The path from raw data to biological insight depends on the analytical decisions made between upload and interpretation. Accounting for batch effects, choosing the right processing approach, evaluating the results, and connecting those results back to the biological context all influence how quickly teams can understand the true biological effect.
This month’s updates focus on making that journey easier to work through, helping you move from data evaluation to biological interpretation with more clarity and confidence.
Everything here builds on the personalized support you already get in your Member Success sessions. Feel free to raise any of these updates in your next session if you want help making the most of them.
Here's what's new.
1. Account for batch effects with a method the field already trusts
Batch effects are one of the most common sources of distortion in proteomics data, which can distort comparisons and blur biological signals. ComBat (Johnson et al., 2007) is one of the most widely accepted post-acquisition approaches for handling this, and it's now available directly on the platform.

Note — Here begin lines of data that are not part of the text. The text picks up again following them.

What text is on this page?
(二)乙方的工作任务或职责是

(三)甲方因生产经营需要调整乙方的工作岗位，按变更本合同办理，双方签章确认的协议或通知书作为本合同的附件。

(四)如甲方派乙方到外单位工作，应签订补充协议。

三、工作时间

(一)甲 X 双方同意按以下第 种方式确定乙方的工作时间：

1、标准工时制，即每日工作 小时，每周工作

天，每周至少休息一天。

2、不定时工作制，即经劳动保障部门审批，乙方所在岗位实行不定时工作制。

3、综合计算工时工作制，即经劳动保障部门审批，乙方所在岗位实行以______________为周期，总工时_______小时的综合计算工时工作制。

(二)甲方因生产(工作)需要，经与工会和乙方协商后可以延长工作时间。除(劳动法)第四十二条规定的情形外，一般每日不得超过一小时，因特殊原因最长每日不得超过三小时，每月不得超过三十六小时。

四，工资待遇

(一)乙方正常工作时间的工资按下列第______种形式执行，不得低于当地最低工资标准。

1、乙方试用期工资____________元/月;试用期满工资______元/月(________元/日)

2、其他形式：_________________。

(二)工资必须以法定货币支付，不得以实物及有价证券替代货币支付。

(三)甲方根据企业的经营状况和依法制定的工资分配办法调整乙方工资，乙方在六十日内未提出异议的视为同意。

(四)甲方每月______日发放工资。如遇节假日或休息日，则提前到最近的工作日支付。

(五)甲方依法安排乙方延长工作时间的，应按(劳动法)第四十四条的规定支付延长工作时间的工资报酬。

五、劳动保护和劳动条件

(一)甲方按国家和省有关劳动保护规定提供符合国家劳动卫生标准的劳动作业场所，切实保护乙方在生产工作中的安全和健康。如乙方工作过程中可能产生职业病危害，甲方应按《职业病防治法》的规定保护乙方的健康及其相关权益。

ComBat batch effect correction. Apply ComBat to your dataset to adjust for known batch variables without leaving the workspace.
Histogram of p-values. This newly added diagnostic plot can be used alongside existing visualizations, such as dimensionality reduction and boxplots, to inspect p-value distributions from differential expression analysis to confirm that residual confounding has been reduced.
Where to find it. Batch correction runs as part of your standard normalization and imputation step, so the corrected dataset stays linked to its source.
A faster way to remove a known source of noise before you start interpreting results.
Most analyses live or die on what happens before the differential expression step. Missing values are imputed, entities are filtered, and p-value distributions are inspected. A set of updates makes those upstream choices easier to make, easier to see, and easier to revisit.
New normalization and imputation form. A rebuilt form with cleaner, conditional dropdowns - options now appear only when they apply to your entity type. Localization-probability filtering, for example, only shows up for peptides.
KNN-TN and MinDet imputation methods. Two new imputation options join the existing set, giving you more flexibility depending on the missingness pattern in your data.
Filter entities in the normalized and imputed dataset. Create filtered protein and peptide datasets to remove entities with too many missing values before downstream analysis and visualizations.
Less time managing prep, more time on the parts that actually drive interpretation.
Once you have a list of entities that are changing, the next question is always the same: what does this mean biologically? Reactome over-representation analysis and STRING protein–protein interaction profiles already help with parts of that picture. What's been missing is a deeper, gene-set-centric view that accounts for inter-gene correlation - and that's now in the platform via CAMERA (Wu et al., 2012) gene set enrichment analysis (GSEA).
GSEA dataset using CAMERA. Run GSEA using CAMERA, a competitive gene-set test that accounts for inter-gene correlation across pairwise comparisons.
Multiple databases in one run. Pull gene sets from Reactome, Gene Ontology (via QuickGO), and MSigDB collections in a single GSEA dataset.
GSEA dot plot for visualisation. A new dot plot module shows enriched pathways across comparisons, with significance and average fold change visualised together.
Connects back to your existing analyses. GSEA results sit alongside your Reactome ORA and STRING outputs, so you can layer different views of the same biology.
A way to move from "these entities changed" to "these pathways and processes are affected" - without leaving the workspace.
As workspaces grow - more analysts, layered analyses, evolving tabs and modules - it gets harder to keep track of what changed, when, and why. A new audit log gives you a full revision history of any workspace, plus clearer provenance on the datasets it depends on.
Workspace-level audit log. Every action - module settings updated, tabs renamed, workspaces edited - is recorded with timestamp, user, and a field-level diff so you can see exactly what changed.
Filter by user, type, or date. Narrow the log to a particular collaborator, action type (Workspace, Module Settings, Tab), or time window.
Inline change details. Expand any entry to see the before-and-after for the field that changed - useful for tracing back unexpected results to the action that caused them.
Dataset creator visibility. See who created each dataset directly in the dataset list, so provenance is clear without asking around.
A clearer record of how your analyses evolved, and a faster way to debug when results don't match expectations.